Monsieur le pasteur,
Baptisée catholique, j'ai été élevée dans cette religion. L'école, le lycée, l'université, entre 53 et 72, m'ont permis de rencontrer des condisciples et professeurs de toutes religions, agnostiques ou athées. L'Etat respectant toutes les religions n'accorde en France la prééminence à aucune; croyants ou non, les citoyens oeuvrent ensemble, ceux qui vivent leur foi, quelle qu'elle soit, portent des valeurs qui travaillent en profondeur la société.
Le levain dans la pâte. Vous prônez de légiférer dans votre pays, afin, peut-être, de favoriser le levain de votre choix.
Est-ce à dire que vous n'accordez qu'une confiance limitée à ce levain, en dépit de la Toute-Puissance de ce Dieu que vous priez? Douteriez-vous de la puissance de Dieu? de la valeur de votre prière? Quoique catholique, j'ai de l'admiration pour la religion protestante, j'aime aussi le judaïsme, l'islam, etc... je sais aussi que leur cohabitation peut être sanglante.Dieu veut-il qu'on le prie par force, du fait qu'une loi profane a été édictée ? Savez-vous quelles seront les conséquences si votre religion est déclérée meilleure que les autres, voire religion d'Etat? Mettez-vous un instant à la place des autres. Vous, que gagnerez-vous?
Cordialement.
M.D.

Écrit par : Dinet | 25/05/2010

Merci "Dinet" pour votre réflexion. Je partage avec vous votre confiance en Dieu et m'en réjouis.

Je crois cependant que vous avez mal compris mes propos et me faites dire presque le contraire: où avez-vous pu lire que je voulais que "ma religion soit déclarée meilleure que les autres"? Cela m'ennuie. Peut-être n'ai-je pas été assez clair?

De plus, je ne prône aucune religion d'État.

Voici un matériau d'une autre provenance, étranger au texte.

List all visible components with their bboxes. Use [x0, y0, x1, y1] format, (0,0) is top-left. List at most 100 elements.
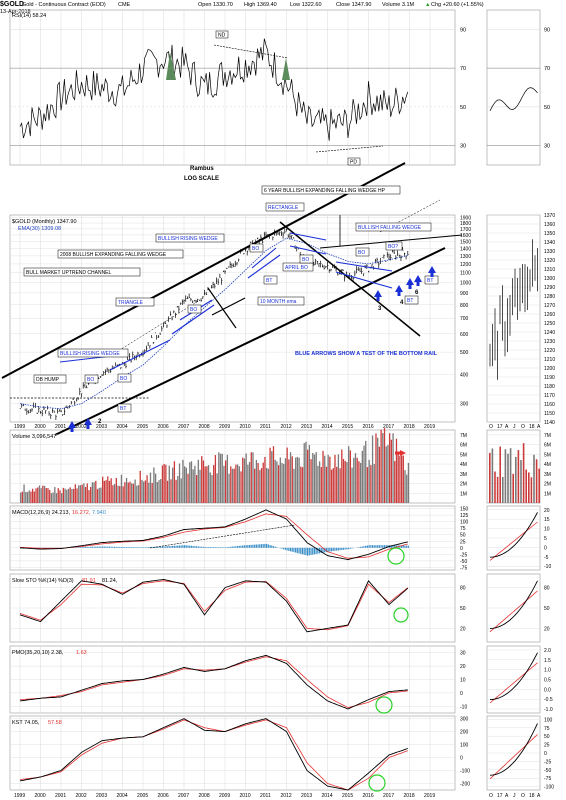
- macd-histogram-bar: [93, 546, 95, 548]
- zoom-price-tick-label: 1320: [544, 258, 555, 264]
- blue-arrow-icon: [374, 290, 382, 297]
- macd-histogram-bar: [395, 545, 398, 548]
- zoom-osc-tick-label: 20: [544, 508, 550, 514]
- volume-bar: [81, 484, 83, 503]
- volume-bar: [231, 468, 234, 503]
- macd-histogram-bar: [330, 547, 333, 552]
- zoom-price-tick-label: 1190: [544, 375, 555, 381]
- volume-bar: [71, 489, 73, 503]
- bo-label: BO: [190, 307, 197, 313]
- zoom-osc-tick-label: -100: [544, 785, 554, 791]
- zoom-price-tick-label: 1300: [544, 276, 555, 282]
- zoom-volume-bar: [489, 452, 491, 503]
- volume-bar: [382, 433, 384, 503]
- macd-histogram-bar: [231, 546, 234, 548]
- blue-arrows-note: BLUE ARROWS SHOW A TEST OF THE BOTTOM RA…: [295, 351, 438, 357]
- volume-bar: [214, 455, 217, 503]
- volume-bar: [378, 446, 381, 503]
- zoom-month-label: O: [489, 424, 493, 430]
- macd-histogram-bar: [346, 547, 348, 550]
- macd-histogram-bar: [90, 546, 92, 548]
- zoom-month-label: 17: [497, 424, 503, 430]
- osc-tick-label: 20: [460, 626, 466, 632]
- ten-month-ema-label-box: [257, 296, 305, 306]
- macd-histogram-bar: [370, 545, 372, 548]
- macd-histogram-bar: [226, 547, 228, 548]
- zoom-price-tick-label: 1210: [544, 357, 555, 363]
- bo-label-box: [84, 374, 99, 384]
- nd-divergence-line: [213, 44, 289, 59]
- zoom-indicator-line: [489, 652, 538, 701]
- macd-histogram-bar: [252, 544, 254, 548]
- volume-bar: [318, 461, 321, 503]
- macd-histogram-bar: [255, 544, 257, 548]
- macd-histogram-bar: [168, 546, 170, 548]
- year-tick-label: 2009: [219, 424, 230, 430]
- volume-bar: [230, 466, 232, 503]
- volume-bar: [329, 456, 331, 503]
- macd-histogram-bar: [76, 547, 78, 548]
- volume-bar: [69, 487, 71, 503]
- bo-question-label-box: [385, 241, 403, 251]
- volume-bar: [74, 484, 76, 503]
- bo-label-box: [249, 243, 264, 253]
- zoom-price-tick-label: 1280: [544, 294, 555, 300]
- volume-bar: [276, 461, 278, 503]
- macd-histogram-bar: [243, 545, 245, 548]
- bottom-zoom-month-label: 17: [497, 793, 503, 799]
- zoom-price-tick-label: 1370: [544, 213, 555, 219]
- year-tick-label: 2015: [342, 424, 353, 430]
- bo-label: BO: [87, 377, 94, 383]
- zoom-osc-tick-label: 1.5: [544, 658, 551, 664]
- volume-bar: [394, 461, 396, 503]
- volume-bar: [351, 467, 353, 503]
- volume-bar: [115, 477, 117, 503]
- volume-bar: [139, 470, 141, 503]
- main-symbol-legend: $GOLD (Monthly) 1347.90: [12, 219, 77, 225]
- macd-histogram-bar: [144, 547, 146, 548]
- zoom-price-tick-label: 1270: [544, 303, 555, 309]
- macd-histogram-bar: [125, 547, 128, 548]
- macd-histogram-bar: [91, 546, 93, 548]
- volume-bar: [392, 433, 394, 503]
- blue-arrow-icon: [406, 278, 414, 285]
- macd-histogram-bar: [247, 545, 249, 548]
- macd-histogram-bar: [230, 546, 232, 548]
- volume-bar: [206, 466, 208, 503]
- volume-bar: [120, 474, 123, 503]
- bottom-zoom-month-label: O: [489, 793, 493, 799]
- macd-histogram-bar: [327, 547, 329, 552]
- volume-bar: [107, 476, 109, 503]
- bottom-zoom-month-label: A: [505, 793, 509, 799]
- osc-tick-label: -200: [460, 782, 470, 788]
- zoom-osc-tick-label: 50: [544, 606, 550, 612]
- macd-histogram-bar: [300, 547, 302, 554]
- macd-histogram-bar: [365, 545, 367, 548]
- macd-histogram-bar: [325, 547, 327, 553]
- zoom-osc-tick-label: -1.0: [544, 707, 553, 713]
- bottom-zoom-month-label: 18: [529, 793, 535, 799]
- volume-bar: [218, 452, 220, 503]
- macd-histogram-bar: [154, 546, 157, 548]
- bo-question-label: BO?: [388, 244, 398, 250]
- macd-histogram-bar: [380, 545, 382, 548]
- zoom-price-tick-label: 1360: [544, 222, 555, 228]
- zoom-osc-tick-label: 25: [544, 743, 550, 749]
- volume-bar: [228, 473, 230, 503]
- volume-bar: [182, 459, 184, 503]
- zoom-volume-tick-label: 2M: [544, 482, 551, 488]
- macd-histogram-bar: [207, 547, 210, 548]
- osc-tick-label: 200: [460, 730, 469, 736]
- volume-bar: [305, 441, 307, 503]
- macd-histogram-bar: [151, 546, 153, 548]
- volume-bar: [161, 465, 164, 503]
- osc-tick-label: -25: [460, 552, 467, 558]
- volume-bar: [242, 457, 244, 503]
- macd-histogram-bar: [102, 546, 104, 548]
- macd-histogram-bar: [407, 545, 409, 548]
- volume-bar: [322, 450, 324, 503]
- volume-bar: [286, 447, 288, 503]
- volume-bar: [64, 488, 66, 503]
- bottom-year-tick-label: 2003: [96, 793, 107, 799]
- volume-bar: [158, 480, 160, 503]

Je suis, dans ce sens, acquis à la laïcité de l'État, dans le sens d'une neutralité religieuse (ce qui ne signifie pas nécessairement athéisme d'État) et d'une non ingérence dans la vie et l'organisation des communautés croyantes, dans le respect du droit bien sûr.

Je ne prône pas non plus de légiférer mais j'interviens dans un débat public lié à la refonte de notre Constitution cantonale. Or certains aimeraient légiférer davantage sur le plan du rapport entre fois et citoyenneté.

Certes, ma proposition de "valoriser la présence de la foi et des religions dans la vie sociopolitique" est provocatrice. Elle ne signifie pas que l'État devienne "religieux" mais bien qu'il ouvre largement l'espace public au débat et à la responsabilité des citoyens-croyants, à quelque religion qu'ils appartiennent.

Écrit par : Daniel Neeser | 25/05/2010

Je dois avouer que je ne suis que distraitement les travaux de notre Constituante tant je suis convaincu que je ne pourrai le moment venu que refuser une Constitution qui n'offrirait pas une protection suffisante contre l'arbitraire et n'interdirait pas sur le territoire cantonal les centrales nucléaires.

S'agissant de la laïcité, je relève que nos contituants veulent perpétuer le principe de laïcité des membres des corps constitués. Aussi je crois utile de relever que la Constitution fédérale y fait échec. Pour preuve le refus des Chambres fédérales de donner la garantie fédérale aux normes établissant la Cour des comptes en tant que celles-ci prévoient la laïcité des membres de ladite Cour.